Objective: Capture packets with info containing sites visited, usernames & passwords if any on WPA2-PSK (AES)wifi network. Monitor capable Alfa card used. Steps followed: airmon-ng check kill airmon-ng start wlan1 (window 1)airodump-ng -c [number] --bssid [bssidnumber] --shockack -w [filepath] wlan1(mon) (window 2) aireplay-ng -0 5 -a [bssidnumber] -c [targetMAC] wlan1(mon) Target device looses connection to wifi and rejoins, I can see a handshake is captured in window 1 Browse HTTP sites on the target device (tried iPhone, laptop), fill out and submit login forms Ctrl + C to stop capture Open .cap with Wireshark Preferences > IE802.11 > enable decryption > enter generated key At this stage I have to fiddle with settings such as ignore protection bit, and then I get some decrypted (coloured) results displayed in the grid...great :) You'd think at this stage I'd be home and dry....only problem is I have no HTTP, HTTPS, DNS requests nor do I get any results when I search for the password I entered in the login form as a string.
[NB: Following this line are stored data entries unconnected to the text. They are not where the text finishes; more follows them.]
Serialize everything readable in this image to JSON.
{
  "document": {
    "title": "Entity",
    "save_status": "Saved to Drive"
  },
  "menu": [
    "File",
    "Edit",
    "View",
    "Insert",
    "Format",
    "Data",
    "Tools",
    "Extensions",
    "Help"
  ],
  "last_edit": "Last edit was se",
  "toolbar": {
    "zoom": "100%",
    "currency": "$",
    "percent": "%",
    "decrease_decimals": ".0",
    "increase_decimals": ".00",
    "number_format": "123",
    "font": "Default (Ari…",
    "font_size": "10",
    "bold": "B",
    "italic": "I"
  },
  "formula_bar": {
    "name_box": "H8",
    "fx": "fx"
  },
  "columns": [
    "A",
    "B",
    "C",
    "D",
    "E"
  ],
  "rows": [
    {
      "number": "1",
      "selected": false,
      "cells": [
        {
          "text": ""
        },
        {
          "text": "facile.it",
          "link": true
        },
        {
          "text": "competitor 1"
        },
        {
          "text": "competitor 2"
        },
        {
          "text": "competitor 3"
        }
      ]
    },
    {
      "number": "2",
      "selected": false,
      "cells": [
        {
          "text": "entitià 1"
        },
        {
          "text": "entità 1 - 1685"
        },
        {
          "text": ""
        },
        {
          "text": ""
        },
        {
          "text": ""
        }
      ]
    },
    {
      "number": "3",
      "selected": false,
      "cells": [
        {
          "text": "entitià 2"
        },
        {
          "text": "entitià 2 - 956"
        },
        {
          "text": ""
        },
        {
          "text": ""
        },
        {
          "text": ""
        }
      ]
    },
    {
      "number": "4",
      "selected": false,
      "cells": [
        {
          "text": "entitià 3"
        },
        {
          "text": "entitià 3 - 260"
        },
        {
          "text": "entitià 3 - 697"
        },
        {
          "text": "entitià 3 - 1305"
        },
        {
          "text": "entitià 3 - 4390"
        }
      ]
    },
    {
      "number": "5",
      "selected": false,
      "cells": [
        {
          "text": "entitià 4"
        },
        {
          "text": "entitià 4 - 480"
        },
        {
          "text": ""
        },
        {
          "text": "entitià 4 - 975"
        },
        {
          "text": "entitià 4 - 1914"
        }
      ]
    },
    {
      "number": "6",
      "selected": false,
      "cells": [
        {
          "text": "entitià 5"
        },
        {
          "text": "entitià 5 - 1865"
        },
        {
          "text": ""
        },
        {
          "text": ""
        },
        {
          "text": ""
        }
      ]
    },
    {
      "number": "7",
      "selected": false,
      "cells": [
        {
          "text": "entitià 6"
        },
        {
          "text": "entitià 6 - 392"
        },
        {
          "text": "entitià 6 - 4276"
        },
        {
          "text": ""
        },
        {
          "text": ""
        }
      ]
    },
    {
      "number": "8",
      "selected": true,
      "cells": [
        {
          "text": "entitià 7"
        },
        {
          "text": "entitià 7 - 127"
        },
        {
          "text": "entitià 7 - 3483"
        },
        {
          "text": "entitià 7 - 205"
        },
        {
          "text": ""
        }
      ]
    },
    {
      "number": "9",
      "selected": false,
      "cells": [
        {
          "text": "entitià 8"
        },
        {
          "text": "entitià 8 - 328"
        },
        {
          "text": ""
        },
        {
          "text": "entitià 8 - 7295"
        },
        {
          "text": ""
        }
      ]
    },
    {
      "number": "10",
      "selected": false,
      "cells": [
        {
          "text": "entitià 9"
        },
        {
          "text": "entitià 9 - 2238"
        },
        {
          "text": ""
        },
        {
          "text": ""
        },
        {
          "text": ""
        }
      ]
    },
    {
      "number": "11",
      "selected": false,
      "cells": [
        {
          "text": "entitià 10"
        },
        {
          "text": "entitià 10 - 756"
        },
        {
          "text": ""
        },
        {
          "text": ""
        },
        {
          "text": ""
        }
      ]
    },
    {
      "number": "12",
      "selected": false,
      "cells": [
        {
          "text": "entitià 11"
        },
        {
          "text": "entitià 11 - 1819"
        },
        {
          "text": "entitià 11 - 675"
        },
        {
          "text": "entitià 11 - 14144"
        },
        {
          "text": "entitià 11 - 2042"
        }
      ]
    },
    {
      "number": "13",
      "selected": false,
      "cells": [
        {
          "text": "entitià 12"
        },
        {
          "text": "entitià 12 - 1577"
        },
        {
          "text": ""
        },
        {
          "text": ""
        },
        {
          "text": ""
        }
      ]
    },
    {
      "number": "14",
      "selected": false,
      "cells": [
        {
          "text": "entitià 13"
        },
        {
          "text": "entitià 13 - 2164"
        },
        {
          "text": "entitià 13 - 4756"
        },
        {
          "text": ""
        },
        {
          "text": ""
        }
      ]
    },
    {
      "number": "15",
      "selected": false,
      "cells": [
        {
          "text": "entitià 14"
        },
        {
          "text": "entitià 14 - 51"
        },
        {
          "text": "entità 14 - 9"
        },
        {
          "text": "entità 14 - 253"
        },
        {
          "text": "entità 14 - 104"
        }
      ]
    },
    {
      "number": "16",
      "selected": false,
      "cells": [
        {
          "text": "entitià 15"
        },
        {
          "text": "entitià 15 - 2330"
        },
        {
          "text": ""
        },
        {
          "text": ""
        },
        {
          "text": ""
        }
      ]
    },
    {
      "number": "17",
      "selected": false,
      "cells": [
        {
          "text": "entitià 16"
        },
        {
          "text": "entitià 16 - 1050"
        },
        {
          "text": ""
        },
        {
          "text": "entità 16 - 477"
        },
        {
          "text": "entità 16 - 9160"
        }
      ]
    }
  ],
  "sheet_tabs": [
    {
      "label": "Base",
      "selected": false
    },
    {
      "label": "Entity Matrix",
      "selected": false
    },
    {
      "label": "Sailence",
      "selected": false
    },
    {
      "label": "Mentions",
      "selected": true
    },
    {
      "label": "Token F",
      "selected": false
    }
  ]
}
Any ideas what I'm doing wrong? This question is marked "community wiki". asked 25 Oct '16, 13:57  rootb33r edited 25 Oct '16, 13:58 |
One Answer:
With no other detail, such as a trace, we can't be sure. However, this might give you some ideas to try: https://ask.wireshark.org/questions/14684/no-data-packets-when-turning-on-monitor-mode https://ask.wireshark.org/questions/54835/having-issues-capturing-http-traffic-on-my-network I'd guess if you see some frames decrypted it is a likely a modulation issue and you can't decode regular data frames that are at high data rates. You might see multicast/broadcast as they are sent at lower rates. answered 25 Oct '16, 14:50  Bob Jones edited 25 Oct '16, 14:55 |
Thanks for your reply. I'll go through the links tomorrow. It does sound like what you said about the data rates may be right as I definitely am seeing some information....just not what I really want to see.
The capture card specifically is the awus036h. 'Promiscuous' mode has never been explicitly turned on, but I understand that is a Wireshark setting(?) and I'm simply viewing the .cap with Wireshark rather than capturing with it.